We present topological insulator (TI)-based single-electron transistors (SETs) as magnetic-field-compatible charge sensing devices that are easily integrable with TI-superconductor hybrid platforms. We observe well-resolved Coulomb diamonds in the charge-stability diagrams of our devices confirming the charge quantization and single-electron transport. In some devices, the Coulomb resonances show persistent shifts corresponding up to $\sim$ e/2 charge. An axial magnetic field further displaces these shifts to higher or lower gate voltages. We find that the axial magnetic-field dependence of the shifts is consistent with the Zeeman shift of a trap state coupled to the SET, and we reproduce the observations using numerical simulations. The resonance shifts are therefore identified as a consequence of the sensitivity of our TI-SET devices to charges in proximity. Establishing this charge sensing capability is a first step toward integrating TI-SETs as charge sensors in more complex TI-based hybrid devices, with the overarching goal of detecting and braiding Majorana zero modes.

Figures (4)

• Figure 1: Topological insulator SET and its charge-stability diagram. a False-colour scanning electron microscope (SEM) image of the SET device made of BSTS2 nanowire (sky blue) contacted by Pt/Au electrodes (yellow) at two ends. b Typical charge-stability diagram of the TI-SET showing differential conductance $G$ as a function of $V_{\mathrm{bias}}$ and $V_{\mathrm{bg}}$. It exhibits similar sized Coulomb diamonds across several charge degeneracy points tuned by the back-gate voltage. The bottom panel shows a zero-bias gate trace of the conductance taken from the upper panel. c Color plot of zero-bias conductance as a function of $V_{\mathrm{bg}}$ and $B_{||}$ showing the evolution of Coulomb resonances with axial magnetic field $B_{||}$. At around 1 T, the resonances shift to lower $V_{\mathrm{bg}}$ values while preserving the peak-to-peak spacing. d Charge-stability diagrams of of the SET at various $B_{||}$ values close to 1 T. The diamonds are distorted at the $V_{\mathrm{bg}}$ values where the zero-bias resonances show shifts in panel c.

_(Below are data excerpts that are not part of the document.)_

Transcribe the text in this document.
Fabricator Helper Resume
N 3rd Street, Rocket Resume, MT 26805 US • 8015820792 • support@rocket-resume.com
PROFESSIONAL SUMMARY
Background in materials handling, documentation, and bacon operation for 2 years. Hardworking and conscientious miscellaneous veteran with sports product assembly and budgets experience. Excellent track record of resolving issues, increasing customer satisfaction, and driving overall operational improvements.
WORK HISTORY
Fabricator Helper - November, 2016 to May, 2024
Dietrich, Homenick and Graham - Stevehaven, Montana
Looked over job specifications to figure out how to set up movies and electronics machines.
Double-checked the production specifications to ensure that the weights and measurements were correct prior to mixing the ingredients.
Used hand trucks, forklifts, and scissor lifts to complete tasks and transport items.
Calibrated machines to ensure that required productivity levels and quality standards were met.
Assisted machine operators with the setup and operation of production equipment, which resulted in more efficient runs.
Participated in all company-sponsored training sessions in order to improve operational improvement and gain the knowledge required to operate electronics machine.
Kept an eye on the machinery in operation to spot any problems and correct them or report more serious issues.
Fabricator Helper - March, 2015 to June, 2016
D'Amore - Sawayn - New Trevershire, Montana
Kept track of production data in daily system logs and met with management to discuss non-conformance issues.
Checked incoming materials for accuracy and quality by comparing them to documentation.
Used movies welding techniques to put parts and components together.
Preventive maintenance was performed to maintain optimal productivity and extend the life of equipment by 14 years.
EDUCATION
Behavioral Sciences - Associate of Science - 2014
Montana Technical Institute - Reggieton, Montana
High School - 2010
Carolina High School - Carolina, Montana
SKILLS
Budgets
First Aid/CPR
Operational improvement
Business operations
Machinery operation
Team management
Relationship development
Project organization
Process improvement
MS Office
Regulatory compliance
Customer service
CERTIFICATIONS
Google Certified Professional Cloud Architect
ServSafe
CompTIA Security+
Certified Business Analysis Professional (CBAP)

• Figure 2: Magnetic-field dependence of the Coulomb resonances in a large $V_{\mathrm{bg}}$ range. The energy of the trap state shifts linearly with in-plane magnetic field. In the first region, denoted by '1', the slope of the linear line is negative revealing a spin orientation in the opposite direction of the $B_{||}$. In the second region, denoted by '2', the two parallel lines with positive slope correspond to the same trap state which has a spin polarization in the direction of $B_{||}$. The trajectory followed by the trap signature is shown with a dashed line. The inset shows the fine shifts of the resonances in region '1' that correspond to $\sim$$e/5$ charge at low $B_{||}$ field.
• Figure 3: a Equivalent circuit diagram of the main SET island tunnel-coupled to a charge trap that mimics a small quantum dot. b Total electrostatic energy of the system follows one of the two sets of charge parabolas depending on whether the relevant trap state is empty (gray line) or occupied (orange line). The ground state switches from empty to occupied configuration near the trap state degeneracy. c The mean occupation probability of the trap state as a function of $V_{\mathrm{bias}}$ and $V_{\mathrm{bg}}$. The probability fluctuates near the trap state degeneracy corresponding to the switching of the ground state of the total system.

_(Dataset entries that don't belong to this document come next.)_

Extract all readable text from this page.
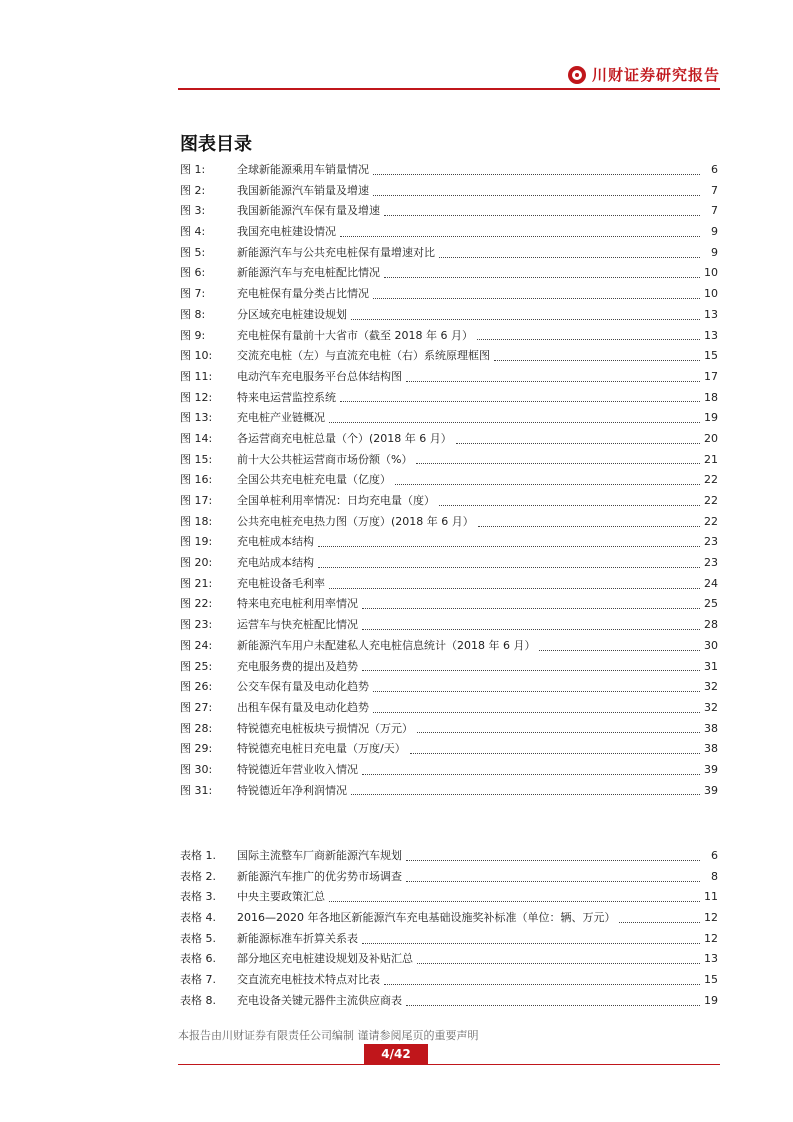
川财证券研究报告
图表目录
图 1:	全球新能源乘用车销量情况	6
图 2:	我国新能源汽车销量及增速	7
图 3:	我国新能源汽车保有量及增速	7
图 4:	我国充电桩建设情况	9
图 5:	新能源汽车与公共充电桩保有量增速对比	9
图 6:	新能源汽车与充电桩配比情况	10
图 7:	充电桩保有量分类占比情况	10
图 8:	分区域充电桩建设规划	13
图 9:	充电桩保有量前十大省市（截至 2018 年 6 月）	13
图 10:	交流充电桩（左）与直流充电桩（右）系统原理框图	15
图 11:	电动汽车充电服务平台总体结构图	17
图 12:	特来电运营监控系统	18
图 13:	充电桩产业链概况	19
图 14:	各运营商充电桩总量（个）(2018 年 6 月）	20
图 15:	前十大公共桩运营商市场份额（%）	21
图 16:	全国公共充电桩充电量（亿度）	22
图 17:	全国单桩利用率情况：日均充电量（度）	22
图 18:	公共充电桩充电热力图（万度）(2018 年 6 月）	22
图 19:	充电桩成本结构	23
图 20:	充电站成本结构	23
图 21:	充电桩设备毛利率	24
图 22:	特来电充电桩利用率情况	25
图 23:	运营车与快充桩配比情况	28
图 24:	新能源汽车用户未配建私人充电桩信息统计（2018 年 6 月）	30
图 25:	充电服务费的提出及趋势	31
图 26:	公交车保有量及电动化趋势	32
图 27:	出租车保有量及电动化趋势	32
图 28:	特锐德充电桩板块亏损情况（万元）	38
图 29:	特锐德充电桩日充电量（万度/天）	38
图 30:	特锐德近年营业收入情况	39
图 31:	特锐德近年净利润情况	39
表格 1.	国际主流整车厂商新能源汽车规划	6
表格 2.	新能源汽车推广的优劣势市场调查	8
表格 3.	中央主要政策汇总	11
表格 4.	2016—2020 年各地区新能源汽车充电基础设施奖补标准（单位：辆、万元）	12
表格 5.	新能源标准车折算关系表	12
表格 6.	部分地区充电桩建设规划及补贴汇总	13
表格 7.	交直流充电桩技术特点对比表	15
表格 8.	充电设备关键元器件主流供应商表	19
本报告由川财证券有限责任公司编制 谨请参阅尾页的重要声明
4/42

• Figure 4: Comparison between the measured and simulated conductance data. a Zero-bias Coulomb resonances as a function of $B_{||}$ in the region '2' shown in Fig. \ref{['fig:Fig2']}. The resonances shift to higher $V_{\mathrm{bg}}$ values as the $B_{||}$ is increased. b Charge-stability diagram of the TI-SET at $B_{||}=5.0$ T (lower panel) and at $B_{||}=5.4$ T (upper panel). The diamond distortions are again visible in the vicinity of the resonance shifts observed in a. c Linecuts of the two panels in b taken at zero-bias voltage. In each of the two panels the suppression of the conductance peaks occurs at the $V_{\mathrm{bg}}$ values where the distorted diamonds are observed in their corresponding panels in b. d Simulated conductance plot of a SET-trap system that includes the Zeeman shift of the trap energy. e Numerical simulation of the stability diagram of the SET-trap model at two different magnetic fields; $5.0$ T in the lower panel and $5.4$ T in the upper panel. The trap degeneracy is shifted by the magnetic field due to Zeeman effect. f Linecuts taken from the two panels in e at zero-bias voltage indicated by thick orange and blue ticks. See Supplementary Information for the list of parameter values used in the simulation.